Department of Microbiology, West China School of Preclinical and Forensic Medicine, Sichuan University, Chengdu 610041, China.
West China Second University Hospital, Sichuan University, Chengdu 610041, China.
Viruses. 2014 Mar 13;6(3):1237-52. doi: 10.3390/v6031237.
Influenza (flu) pandemics have exhibited a great threat to human health throughout history. With the emergence of drug-resistant strains of influenza A virus (IAV), it is necessary to look for new agents for treatment and transmission prevention of the flu. Defensins are small (2-6 kDa) cationic peptides known for their broad-spectrum antimicrobial activity. Beta-defensins (β-defensins) are mainly produced by barrier epithelial cells and play an important role in attacking microbe invasion by epithelium. In this study, we focused on the anti-influenza A virus activity of mouse β-defensin 1 (mBD1) and β defensin-3 (mBD3) by synthesizing their fusion peptide with standard recombinant methods. The eukaryotic expression vectors pcDNA3.1(+)/mBD1-mBD3 were constructed successfully by overlap-PCR and transfected into Madin-Darby canine kidney (MDCK) cells. The MDCK cells transfected by pcDNA3.1(+)/mBD1-mBD3 were obtained by G₄₁₈ screening, and the mBD1-mBD3 stable expression pattern was confirmed in MDCK cells by RT-PCR and immunofluorescence assay. The acquired stable transfected MDCK cells were infected with IAV (A/PR/8/34, H1N1, 0.1 MOI) subsequently and the virus titers in cell culture supernatants were analyzed by TCID5₅₀ 72 h later. The TCID₅₀ titer of the experimental group was clearly lower than that of the control group (p < 0.001). Furthermore, BALB/C mice were injected with liposome-encapsulated pcDNA3.1(+)/mBD1-mBD3 through muscle and then challenged with the A/PR/8/34 virus. Results showed the survival rate of 100% and lung index inhibitory rate of 32.6% in pcDNA3.1(+)/mBD1-mBD3group; the TCID₅₀ titer of lung homogenates was clearly lower than that of the control group (p < 0.001). This study demonstrates that mBD1-mBD3 expressed by the recombinant plasmid pcDNA3.1(+)/mBD1-mBD3 could inhibit influenza A virus replication both in vitro and in vivo. These observations suggested that the recombinant mBD1-mBD3 might be developed into an agent for influenza prevention and treatment.

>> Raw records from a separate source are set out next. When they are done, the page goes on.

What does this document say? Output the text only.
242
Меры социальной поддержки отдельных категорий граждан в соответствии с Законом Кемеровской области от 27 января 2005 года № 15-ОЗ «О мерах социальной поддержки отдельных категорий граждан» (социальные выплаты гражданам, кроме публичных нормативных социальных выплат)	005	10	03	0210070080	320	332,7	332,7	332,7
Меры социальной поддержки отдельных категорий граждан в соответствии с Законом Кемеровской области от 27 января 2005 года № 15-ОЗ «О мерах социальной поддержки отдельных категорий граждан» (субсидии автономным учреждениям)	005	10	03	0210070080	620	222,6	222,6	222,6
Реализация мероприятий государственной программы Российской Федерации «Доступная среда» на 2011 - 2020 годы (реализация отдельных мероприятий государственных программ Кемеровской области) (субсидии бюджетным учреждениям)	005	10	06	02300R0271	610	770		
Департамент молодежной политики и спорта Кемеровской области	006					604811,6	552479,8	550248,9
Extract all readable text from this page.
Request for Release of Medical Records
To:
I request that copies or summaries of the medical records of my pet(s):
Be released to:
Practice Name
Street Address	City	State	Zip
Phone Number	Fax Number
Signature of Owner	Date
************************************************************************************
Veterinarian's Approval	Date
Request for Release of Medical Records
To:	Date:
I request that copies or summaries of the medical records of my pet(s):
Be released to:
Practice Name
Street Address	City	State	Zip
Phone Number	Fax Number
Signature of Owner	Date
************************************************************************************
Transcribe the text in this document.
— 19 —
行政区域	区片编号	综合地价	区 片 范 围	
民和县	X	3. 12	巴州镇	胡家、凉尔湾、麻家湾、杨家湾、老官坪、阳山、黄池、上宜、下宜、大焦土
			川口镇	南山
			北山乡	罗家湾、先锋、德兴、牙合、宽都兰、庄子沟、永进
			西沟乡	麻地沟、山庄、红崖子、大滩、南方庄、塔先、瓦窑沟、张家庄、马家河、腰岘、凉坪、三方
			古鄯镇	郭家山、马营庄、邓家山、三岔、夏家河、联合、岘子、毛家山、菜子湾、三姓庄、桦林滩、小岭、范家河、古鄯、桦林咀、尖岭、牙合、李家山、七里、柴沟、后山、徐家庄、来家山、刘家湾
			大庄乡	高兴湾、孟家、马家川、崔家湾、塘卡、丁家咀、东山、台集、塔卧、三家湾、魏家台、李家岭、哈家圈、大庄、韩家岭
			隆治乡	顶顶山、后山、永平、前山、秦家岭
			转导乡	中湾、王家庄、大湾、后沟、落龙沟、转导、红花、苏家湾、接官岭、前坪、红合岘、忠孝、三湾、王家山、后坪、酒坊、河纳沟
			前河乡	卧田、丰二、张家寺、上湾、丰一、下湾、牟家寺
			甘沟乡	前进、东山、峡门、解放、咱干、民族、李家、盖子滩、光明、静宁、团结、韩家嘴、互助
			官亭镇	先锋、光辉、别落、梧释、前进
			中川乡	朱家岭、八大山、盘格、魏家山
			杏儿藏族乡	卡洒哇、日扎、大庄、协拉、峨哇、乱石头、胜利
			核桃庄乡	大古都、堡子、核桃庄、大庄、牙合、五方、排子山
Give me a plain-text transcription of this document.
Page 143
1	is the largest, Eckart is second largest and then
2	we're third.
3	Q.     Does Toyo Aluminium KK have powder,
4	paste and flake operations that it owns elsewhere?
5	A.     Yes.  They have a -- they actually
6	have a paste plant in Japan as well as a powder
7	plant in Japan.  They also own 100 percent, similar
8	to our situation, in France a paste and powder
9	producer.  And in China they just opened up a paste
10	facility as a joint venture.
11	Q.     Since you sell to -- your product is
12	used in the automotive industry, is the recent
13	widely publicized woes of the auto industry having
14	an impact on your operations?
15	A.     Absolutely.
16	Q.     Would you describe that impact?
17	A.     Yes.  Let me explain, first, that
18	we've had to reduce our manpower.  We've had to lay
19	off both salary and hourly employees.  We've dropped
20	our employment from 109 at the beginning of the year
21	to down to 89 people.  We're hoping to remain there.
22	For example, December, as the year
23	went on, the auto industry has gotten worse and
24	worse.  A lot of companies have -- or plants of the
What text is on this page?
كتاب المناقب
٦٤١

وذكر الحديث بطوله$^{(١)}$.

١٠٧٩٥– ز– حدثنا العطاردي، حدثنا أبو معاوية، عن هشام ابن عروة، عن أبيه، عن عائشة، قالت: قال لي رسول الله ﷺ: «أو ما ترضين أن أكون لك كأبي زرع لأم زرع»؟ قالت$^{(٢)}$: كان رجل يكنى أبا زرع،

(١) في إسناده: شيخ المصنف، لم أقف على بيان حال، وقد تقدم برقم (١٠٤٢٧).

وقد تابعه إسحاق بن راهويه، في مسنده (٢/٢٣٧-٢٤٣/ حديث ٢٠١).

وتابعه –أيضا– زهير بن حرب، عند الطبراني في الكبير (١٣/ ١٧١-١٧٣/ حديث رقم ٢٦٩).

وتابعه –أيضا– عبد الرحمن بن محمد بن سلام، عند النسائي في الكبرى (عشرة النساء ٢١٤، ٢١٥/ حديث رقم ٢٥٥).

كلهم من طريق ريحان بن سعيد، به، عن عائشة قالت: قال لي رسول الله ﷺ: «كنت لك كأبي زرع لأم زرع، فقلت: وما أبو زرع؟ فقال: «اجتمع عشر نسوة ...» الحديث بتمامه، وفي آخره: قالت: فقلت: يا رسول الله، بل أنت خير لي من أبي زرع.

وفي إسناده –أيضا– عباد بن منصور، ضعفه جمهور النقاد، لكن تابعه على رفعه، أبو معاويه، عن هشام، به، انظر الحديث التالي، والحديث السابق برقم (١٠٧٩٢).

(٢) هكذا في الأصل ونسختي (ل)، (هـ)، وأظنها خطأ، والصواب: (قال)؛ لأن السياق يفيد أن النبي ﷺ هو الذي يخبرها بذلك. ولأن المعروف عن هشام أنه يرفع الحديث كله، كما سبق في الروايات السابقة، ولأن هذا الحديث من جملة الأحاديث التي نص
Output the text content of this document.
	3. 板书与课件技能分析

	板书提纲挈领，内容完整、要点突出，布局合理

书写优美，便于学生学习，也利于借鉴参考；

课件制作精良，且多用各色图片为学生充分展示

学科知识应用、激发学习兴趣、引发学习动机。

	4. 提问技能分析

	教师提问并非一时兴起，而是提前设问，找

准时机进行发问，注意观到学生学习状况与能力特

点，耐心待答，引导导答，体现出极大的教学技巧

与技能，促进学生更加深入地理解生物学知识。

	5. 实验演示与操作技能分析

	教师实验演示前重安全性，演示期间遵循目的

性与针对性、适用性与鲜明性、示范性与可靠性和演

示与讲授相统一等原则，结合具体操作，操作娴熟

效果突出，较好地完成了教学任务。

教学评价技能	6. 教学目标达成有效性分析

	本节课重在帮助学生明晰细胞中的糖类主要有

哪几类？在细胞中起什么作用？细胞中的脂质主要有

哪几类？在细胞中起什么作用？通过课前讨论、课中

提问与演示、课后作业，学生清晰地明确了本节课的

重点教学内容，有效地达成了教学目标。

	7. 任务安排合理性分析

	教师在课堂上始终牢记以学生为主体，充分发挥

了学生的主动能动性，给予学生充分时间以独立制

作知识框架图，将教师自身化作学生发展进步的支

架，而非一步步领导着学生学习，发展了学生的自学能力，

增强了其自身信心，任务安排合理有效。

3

流感(flu)大流行在历史上一直对人类健康构成巨大威胁。随着流感 A 病毒(IAV)耐药株的出现,有必要寻找新的药物来治疗和预防流感。防御素是一种具有广谱抗菌活性的小(2-6 kDa)阳离子肽。β-防御素(β-defensins)主要由屏障上皮细胞产生,在抵御上皮细胞中微生物入侵方面发挥着重要作用。在这项研究中,我们通过使用标准重组方法合成其融合肽,重点研究了小鼠β-防御素 1(mBD1)和β防御素-3(mBD3)抗流感 A 病毒的活性。通过重叠 PCR 成功构建了真核表达载体 pcDNA3.1(+)/mBD1-mBD3,并转染到 Madin-Darby 犬肾(MDCK)细胞中。通过 G₄₁₈ 筛选获得转染 pcDNA3.1(+)/mBD1-mBD3 的 MDCK 细胞,并通过 RT-PCR 和免疫荧光检测证实 mBD1-mBD3 在 MDCK 细胞中的稳定表达模式。随后用 IAV(A/PR/8/34,H1N1,0.1 MOI)感染获得的稳定转染的 MDCK 细胞,72 小时后通过 TCID5₅₀ 分析细胞培养上清液中的病毒滴度。实验组的 TCID5₅₀ 滴度明显低于对照组(p < 0.001)。此外,BALB/C 小鼠通过肌肉注射包裹在脂质体中的 pcDNA3.1(+)/mBD1-mBD3,然后用 A/PR/8/34 病毒进行攻毒。结果显示,pcDNA3.1(+)/mBD1-mBD3 组的存活率为 100%,肺指数抑制率为 32.6%;肺匀浆的 TCID5₅₀ 滴度明显低于对照组(p < 0.001)。本研究表明,重组质粒 pcDNA3.1(+)/mBD1-mBD3 表达的 mBD1-mBD3 可在体外和体内抑制流感 A 病毒的复制。这些观察结果表明,重组 mBD1-mBD3 可能被开发为一种流感预防和治疗药物。